Sir: Given the recent invective heaped upon the Chinese government from every quarter, it may not be a popular move to ask why anyone, least of all China, should heed demands from the Unied Kingdom and the United States to alter their behaviour towards Sudan.

The present governments of these two Western countries have not only illegally invaded a sovereign country to effect regime change, an illegal act in itself, but have also been directly and indirectly responsible for up to one million deaths in Iraq since 2003.

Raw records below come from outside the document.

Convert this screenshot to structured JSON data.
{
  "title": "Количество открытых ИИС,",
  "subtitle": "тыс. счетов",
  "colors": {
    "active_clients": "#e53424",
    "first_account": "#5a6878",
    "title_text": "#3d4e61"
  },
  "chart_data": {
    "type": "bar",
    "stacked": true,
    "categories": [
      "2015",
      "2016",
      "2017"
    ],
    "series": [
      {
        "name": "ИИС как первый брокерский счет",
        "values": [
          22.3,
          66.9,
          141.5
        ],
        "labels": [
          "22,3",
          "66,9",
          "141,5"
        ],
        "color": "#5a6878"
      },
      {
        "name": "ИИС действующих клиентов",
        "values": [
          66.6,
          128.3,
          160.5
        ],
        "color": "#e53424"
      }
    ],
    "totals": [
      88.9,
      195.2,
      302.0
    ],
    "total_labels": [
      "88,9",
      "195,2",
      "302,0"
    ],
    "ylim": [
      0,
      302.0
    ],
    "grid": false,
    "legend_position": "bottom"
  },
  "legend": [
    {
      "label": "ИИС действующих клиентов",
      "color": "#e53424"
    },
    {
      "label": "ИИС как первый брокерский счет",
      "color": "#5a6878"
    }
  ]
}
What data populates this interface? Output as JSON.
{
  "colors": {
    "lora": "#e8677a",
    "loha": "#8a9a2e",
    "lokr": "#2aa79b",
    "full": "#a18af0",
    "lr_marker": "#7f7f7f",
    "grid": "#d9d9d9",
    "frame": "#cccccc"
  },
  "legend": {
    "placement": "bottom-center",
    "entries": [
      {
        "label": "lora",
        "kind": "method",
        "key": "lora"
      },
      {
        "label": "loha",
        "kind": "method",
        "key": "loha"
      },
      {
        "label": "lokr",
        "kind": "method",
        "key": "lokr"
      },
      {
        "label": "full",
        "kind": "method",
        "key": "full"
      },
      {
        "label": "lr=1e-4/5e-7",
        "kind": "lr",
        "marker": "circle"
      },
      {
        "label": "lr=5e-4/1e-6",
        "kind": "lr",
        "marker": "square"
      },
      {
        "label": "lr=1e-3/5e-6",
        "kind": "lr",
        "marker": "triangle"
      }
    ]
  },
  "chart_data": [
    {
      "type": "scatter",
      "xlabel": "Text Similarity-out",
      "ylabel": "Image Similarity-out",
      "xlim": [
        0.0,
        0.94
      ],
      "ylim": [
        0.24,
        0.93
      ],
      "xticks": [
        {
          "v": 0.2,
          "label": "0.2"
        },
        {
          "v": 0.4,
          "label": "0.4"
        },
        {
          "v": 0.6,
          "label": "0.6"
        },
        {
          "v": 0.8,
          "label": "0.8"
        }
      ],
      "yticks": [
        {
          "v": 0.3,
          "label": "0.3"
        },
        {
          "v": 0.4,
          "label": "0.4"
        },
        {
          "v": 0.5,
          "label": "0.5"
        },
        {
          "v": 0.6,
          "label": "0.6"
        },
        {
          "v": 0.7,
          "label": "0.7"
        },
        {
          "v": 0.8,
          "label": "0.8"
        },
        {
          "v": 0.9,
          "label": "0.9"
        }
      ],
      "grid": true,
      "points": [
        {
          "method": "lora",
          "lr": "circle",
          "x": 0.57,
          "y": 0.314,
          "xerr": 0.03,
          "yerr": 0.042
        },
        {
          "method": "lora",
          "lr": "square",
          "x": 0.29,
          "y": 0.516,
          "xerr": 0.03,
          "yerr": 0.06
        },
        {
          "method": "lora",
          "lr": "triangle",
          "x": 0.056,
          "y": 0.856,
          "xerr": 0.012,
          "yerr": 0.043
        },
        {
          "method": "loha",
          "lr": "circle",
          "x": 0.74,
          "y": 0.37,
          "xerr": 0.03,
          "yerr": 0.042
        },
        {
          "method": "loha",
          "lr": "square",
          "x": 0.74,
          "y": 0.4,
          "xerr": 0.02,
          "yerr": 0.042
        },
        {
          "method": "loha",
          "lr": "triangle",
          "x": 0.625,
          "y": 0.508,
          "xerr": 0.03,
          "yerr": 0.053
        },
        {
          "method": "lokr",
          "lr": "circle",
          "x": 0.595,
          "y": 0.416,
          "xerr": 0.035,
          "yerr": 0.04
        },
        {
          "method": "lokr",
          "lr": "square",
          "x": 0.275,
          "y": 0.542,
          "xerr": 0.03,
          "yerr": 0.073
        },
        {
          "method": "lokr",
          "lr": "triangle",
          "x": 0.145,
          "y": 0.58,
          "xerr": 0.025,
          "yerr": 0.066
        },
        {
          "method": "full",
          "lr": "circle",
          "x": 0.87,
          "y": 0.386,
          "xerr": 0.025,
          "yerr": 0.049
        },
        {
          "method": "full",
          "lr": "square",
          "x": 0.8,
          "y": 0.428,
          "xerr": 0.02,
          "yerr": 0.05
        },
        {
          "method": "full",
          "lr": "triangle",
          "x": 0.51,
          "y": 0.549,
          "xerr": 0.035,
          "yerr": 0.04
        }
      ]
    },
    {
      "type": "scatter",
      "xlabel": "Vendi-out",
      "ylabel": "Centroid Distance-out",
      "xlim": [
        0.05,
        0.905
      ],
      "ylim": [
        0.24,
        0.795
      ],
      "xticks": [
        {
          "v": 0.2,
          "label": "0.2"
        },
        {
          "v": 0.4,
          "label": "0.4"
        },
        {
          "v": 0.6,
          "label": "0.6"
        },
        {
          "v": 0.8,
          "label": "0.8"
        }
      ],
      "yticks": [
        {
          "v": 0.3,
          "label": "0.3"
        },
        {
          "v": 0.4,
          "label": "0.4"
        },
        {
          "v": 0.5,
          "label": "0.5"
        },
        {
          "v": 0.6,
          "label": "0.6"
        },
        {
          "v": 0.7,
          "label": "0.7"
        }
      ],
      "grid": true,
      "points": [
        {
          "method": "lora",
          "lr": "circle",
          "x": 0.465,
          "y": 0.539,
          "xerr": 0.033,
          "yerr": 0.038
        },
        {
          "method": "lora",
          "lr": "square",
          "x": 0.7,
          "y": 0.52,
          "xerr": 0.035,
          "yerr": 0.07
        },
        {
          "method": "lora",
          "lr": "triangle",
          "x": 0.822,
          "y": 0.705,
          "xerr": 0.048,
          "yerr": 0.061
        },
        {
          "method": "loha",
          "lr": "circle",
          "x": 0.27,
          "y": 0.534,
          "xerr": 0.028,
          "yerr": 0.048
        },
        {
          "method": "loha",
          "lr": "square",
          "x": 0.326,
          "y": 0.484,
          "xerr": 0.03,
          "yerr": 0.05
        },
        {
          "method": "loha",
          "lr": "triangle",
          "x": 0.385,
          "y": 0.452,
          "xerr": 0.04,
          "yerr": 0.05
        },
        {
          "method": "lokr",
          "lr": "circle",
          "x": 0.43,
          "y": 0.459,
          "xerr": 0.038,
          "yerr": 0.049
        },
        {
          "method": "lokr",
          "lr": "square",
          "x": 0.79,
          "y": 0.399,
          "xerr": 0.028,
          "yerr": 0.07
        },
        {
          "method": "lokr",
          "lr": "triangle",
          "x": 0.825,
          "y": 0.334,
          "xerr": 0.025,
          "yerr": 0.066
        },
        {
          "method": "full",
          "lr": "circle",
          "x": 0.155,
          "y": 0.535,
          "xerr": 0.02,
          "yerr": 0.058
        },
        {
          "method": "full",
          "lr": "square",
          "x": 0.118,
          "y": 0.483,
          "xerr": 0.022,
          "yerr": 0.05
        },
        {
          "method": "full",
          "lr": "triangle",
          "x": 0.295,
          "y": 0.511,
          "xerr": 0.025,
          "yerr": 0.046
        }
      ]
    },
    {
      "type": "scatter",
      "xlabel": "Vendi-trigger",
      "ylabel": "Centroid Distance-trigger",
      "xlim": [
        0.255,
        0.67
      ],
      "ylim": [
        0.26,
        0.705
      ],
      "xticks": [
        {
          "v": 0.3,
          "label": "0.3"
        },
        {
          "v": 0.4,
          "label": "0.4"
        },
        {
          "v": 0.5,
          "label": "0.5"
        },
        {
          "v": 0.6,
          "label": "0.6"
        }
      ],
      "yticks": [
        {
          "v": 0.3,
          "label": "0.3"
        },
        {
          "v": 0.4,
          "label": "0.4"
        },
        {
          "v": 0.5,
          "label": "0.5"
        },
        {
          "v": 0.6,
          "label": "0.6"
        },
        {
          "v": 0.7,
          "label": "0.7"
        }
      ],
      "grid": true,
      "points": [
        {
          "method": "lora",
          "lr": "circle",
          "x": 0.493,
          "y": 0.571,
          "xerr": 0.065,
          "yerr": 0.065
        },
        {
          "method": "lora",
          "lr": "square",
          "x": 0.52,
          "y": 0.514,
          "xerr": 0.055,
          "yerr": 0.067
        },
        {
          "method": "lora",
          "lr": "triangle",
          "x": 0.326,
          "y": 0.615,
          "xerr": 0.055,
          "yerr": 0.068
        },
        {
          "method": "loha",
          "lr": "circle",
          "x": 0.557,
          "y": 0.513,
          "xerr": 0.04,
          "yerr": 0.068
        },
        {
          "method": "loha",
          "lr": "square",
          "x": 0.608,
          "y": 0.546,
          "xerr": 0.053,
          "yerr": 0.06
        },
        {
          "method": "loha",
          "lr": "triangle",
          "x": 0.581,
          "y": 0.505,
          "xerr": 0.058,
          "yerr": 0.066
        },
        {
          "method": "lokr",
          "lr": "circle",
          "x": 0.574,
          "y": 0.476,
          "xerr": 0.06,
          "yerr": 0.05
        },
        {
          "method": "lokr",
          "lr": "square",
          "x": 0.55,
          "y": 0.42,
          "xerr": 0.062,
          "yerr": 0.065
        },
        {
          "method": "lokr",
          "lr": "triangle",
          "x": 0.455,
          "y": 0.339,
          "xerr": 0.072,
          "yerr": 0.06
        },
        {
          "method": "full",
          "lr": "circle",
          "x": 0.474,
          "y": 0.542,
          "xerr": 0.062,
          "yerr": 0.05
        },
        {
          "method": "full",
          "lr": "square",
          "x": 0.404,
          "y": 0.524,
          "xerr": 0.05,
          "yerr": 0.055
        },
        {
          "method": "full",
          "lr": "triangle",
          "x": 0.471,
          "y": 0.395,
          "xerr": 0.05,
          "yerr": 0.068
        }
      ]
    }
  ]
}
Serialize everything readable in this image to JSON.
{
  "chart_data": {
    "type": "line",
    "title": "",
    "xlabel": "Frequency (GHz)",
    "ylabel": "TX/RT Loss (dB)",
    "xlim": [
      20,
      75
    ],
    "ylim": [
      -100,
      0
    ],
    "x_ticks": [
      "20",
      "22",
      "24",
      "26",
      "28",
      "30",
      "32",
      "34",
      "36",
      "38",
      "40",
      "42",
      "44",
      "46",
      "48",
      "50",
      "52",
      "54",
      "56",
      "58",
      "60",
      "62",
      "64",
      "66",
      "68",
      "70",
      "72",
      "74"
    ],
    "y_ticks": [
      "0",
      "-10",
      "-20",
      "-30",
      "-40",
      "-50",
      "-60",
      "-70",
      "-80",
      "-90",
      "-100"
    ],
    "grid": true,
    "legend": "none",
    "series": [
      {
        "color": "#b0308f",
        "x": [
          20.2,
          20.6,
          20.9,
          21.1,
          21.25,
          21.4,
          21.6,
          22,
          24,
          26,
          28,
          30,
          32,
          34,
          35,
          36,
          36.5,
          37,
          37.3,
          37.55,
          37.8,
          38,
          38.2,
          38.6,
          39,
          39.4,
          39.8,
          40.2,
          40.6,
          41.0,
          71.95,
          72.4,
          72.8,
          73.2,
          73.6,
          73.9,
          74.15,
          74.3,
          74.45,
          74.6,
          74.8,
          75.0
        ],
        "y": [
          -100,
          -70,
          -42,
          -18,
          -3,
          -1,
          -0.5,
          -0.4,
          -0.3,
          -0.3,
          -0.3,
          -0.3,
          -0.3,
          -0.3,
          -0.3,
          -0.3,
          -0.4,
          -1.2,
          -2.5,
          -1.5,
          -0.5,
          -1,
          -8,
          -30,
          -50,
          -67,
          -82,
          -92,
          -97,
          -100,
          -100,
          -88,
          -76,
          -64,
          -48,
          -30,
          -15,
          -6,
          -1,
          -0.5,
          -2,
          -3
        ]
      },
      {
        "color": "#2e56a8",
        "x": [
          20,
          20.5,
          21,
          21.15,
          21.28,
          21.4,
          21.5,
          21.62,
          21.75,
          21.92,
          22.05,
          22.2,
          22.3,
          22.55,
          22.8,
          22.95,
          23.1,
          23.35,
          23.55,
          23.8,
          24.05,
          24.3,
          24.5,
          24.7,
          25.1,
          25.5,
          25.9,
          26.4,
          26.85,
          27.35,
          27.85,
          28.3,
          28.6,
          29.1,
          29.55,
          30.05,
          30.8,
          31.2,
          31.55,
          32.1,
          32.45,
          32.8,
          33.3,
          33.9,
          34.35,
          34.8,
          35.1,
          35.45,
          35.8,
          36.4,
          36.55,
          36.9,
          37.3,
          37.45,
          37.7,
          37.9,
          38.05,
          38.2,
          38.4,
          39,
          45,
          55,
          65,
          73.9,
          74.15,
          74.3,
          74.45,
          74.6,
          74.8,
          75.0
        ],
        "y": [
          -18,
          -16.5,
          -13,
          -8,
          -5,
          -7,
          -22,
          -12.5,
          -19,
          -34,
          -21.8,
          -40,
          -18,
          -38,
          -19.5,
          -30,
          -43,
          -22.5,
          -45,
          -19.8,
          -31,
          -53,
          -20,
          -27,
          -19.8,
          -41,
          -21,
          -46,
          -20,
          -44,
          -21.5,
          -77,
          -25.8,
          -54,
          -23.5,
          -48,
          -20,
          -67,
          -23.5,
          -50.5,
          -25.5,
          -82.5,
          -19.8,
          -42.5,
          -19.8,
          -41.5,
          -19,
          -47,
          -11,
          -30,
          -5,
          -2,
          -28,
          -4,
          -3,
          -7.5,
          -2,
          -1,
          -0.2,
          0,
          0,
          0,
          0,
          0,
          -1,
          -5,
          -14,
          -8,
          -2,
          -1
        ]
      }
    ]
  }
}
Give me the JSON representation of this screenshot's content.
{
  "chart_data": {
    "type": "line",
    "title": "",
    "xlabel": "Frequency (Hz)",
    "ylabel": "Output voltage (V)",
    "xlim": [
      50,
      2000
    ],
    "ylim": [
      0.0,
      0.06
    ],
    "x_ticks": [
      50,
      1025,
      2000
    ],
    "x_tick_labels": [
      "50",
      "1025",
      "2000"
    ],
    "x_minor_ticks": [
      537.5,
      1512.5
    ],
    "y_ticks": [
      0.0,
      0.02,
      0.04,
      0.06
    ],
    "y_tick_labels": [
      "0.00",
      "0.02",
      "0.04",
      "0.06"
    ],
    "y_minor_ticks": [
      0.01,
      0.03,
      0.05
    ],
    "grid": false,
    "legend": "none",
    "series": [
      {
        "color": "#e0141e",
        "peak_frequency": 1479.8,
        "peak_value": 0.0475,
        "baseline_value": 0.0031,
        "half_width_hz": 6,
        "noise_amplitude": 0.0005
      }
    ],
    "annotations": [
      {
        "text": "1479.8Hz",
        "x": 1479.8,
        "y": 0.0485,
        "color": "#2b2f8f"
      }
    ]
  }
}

Tessa Jowell will no doubt continue to harangue the Chinese government up to the day the Olympics begin but until she and her colleagues own up to the carnage they have created in Iraq and learn a little humility, she can rest assured that nobody in Beijing will be listening.

Peter Coghlan

Broadstone, Dorset

Switch off

Sir: Roger Dean says he plans to stock up on 100-watt light-bulbs because he struggles to read in the evening using low-energy bulbs (letters, 14 February). Perhaps he should give up reading, since it does not seem to be doing him any good.

Mark Downing

Liskeard, Cornwall

Spread the word

Sir: The article "Marmalade: Why it isn't yet toast", (16 February) quoted the food historian Ivor Day as saying there is evidence we had quince marmalade from about the time of the Battle of Agincourt in 1415. It also said Mary Queen of Scots and Mary Tudor enjoyed quince marmalade. What the article failed to mention was that the Portuguese word for quince is marmelo, and marmelada is a thick quince jam, and it is usually served with cheese.

John Evans

Marlow, Buckinghamshire

Right track

Sir: The Peppercorn-designed A1 Pacific locomotive class (report, 11 February) was not the last steam locomotive to be built for British Rail. The last A1 loco was built in Doncaster and Darlington in 1948-49. The last class of steam locomotive to be designed and built by British Rail was the "9F" 2-10-0 "Evening Star" class, built up to March 1960.

Ian Berresford

Poynton, Cheshire

Screen power

Sir: I was shocked to see the list of The Ten Best Televisions (Extra, 14 February). The list should have come with a climate change warning. The environmental advice is to avoid plasma TVs because they typically use up to four times as much energy as the old-fashioned cathode ray-tube models. Also, the bigger a TV screen is, the more electricity it consumes. For instance, a 30ins LCD screen will consume more than twice as much as a 20ins display.

Frances Baker

Hove, East Sussex

Spanish practice

Sir: I agree with the Rev Julian Wilson's concern (letters, 16 February) that giving GCSE marks purely because an opinion was written without regard for the facts is a sad indictment of our examination system. I fully expect that, as an assistant examiner for GCSE oral Spanish, I may yet be obliged to give a mark for the English statement, "I like chips in brown gravy".

Allan Friswell

Cowling, North Yorkshire

Put a sock in it

Sir: Mark Steel made several excellent points in his piece, "A taxing problem: should the rich pay for cheese?" (Comment, 13 February). Among them, I see that he recommends the legalisation of armed robbery as a boost to the stocking industry. Should there arise a need to make armed robbery legal, as Mr Steel suggests, surely the need for stocking masks to conceal one's identity would decline, or is there something I am missing?